Saturday, August 2, 2014

Peach and Basil Frozen Daiquiri


I just returned from our family reunion beach trip at Topsail island, and looking back through my vacation pictures brought a great big smile to my face. After a week of stand up paddleboarding, long walks, kindle reading club, a fabulous beach baby shower, phenomenal meals, long talks, and live music every night, I'm really quite exhausted and happy to have a recovery Sunday! We hosted a nightly happy hour to transition from beach time to party time, and it was such a blast. I've included our happy hour menu below, as well as the grand finale cocktail. 

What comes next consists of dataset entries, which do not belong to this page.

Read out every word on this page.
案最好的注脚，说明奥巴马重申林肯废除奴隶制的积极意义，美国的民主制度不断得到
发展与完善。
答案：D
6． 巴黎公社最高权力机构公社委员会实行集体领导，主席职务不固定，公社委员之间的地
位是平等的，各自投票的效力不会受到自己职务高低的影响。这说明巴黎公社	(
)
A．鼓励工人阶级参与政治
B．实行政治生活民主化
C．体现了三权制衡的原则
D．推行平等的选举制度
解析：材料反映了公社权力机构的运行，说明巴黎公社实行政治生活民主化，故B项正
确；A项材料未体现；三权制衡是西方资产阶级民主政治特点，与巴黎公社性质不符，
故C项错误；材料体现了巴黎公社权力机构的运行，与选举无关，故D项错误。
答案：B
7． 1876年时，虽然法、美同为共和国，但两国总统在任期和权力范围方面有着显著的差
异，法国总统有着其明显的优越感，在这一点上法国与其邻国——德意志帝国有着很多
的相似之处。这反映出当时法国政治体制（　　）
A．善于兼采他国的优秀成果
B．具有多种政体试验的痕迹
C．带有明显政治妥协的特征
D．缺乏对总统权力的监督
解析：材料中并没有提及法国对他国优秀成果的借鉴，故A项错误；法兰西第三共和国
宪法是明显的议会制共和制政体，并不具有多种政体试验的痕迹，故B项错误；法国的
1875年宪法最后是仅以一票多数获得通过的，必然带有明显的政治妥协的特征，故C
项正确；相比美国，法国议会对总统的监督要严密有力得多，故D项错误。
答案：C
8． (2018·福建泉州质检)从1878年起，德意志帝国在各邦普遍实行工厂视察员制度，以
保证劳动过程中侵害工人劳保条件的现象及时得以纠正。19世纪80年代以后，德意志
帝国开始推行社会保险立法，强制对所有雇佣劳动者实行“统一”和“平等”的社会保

Here are a few of my favorite pictures of the week.
Happy Hour (with link to recipes)
Sunday: moscow mule
Monday: sangria
Tuesday: BBCs
Wednesday: mojitos (classic, raspberry, and watermelon)
Thursday: margaronas
Friday: peach and basil frozen daiquiris

Peach and Basil Frozen Daiquiri
from Giada at Food Network with *my modifications

1 cup sugar
2 packed cups fresh basil
1 pound frozen peaches (*blanched and peeled)
1 cup light rum (*bacardi)
1/2 cup orange liqueur (*GranGala)
2 Tablespoons fresh lime juice
Ice
Lime wedges
Fresh basil sprigs

For the mint syrup:
Boil 1 cup water, sugar, and basil over medium heat in a small saucepan. Reduce the heat and simmer, stirring occasionally, until the sugar has dissolved, about 5 minutes. Remove pan from the heat and allow the mixture to cool, about 15 minutes. Strain before using. 

Place the syrup, peaches, rum, orange liqueur and lime juice in a blender. (*add a cup of ice). Blend until smooth. Pour into glasses and garnish with lime wedges and basil sprigs.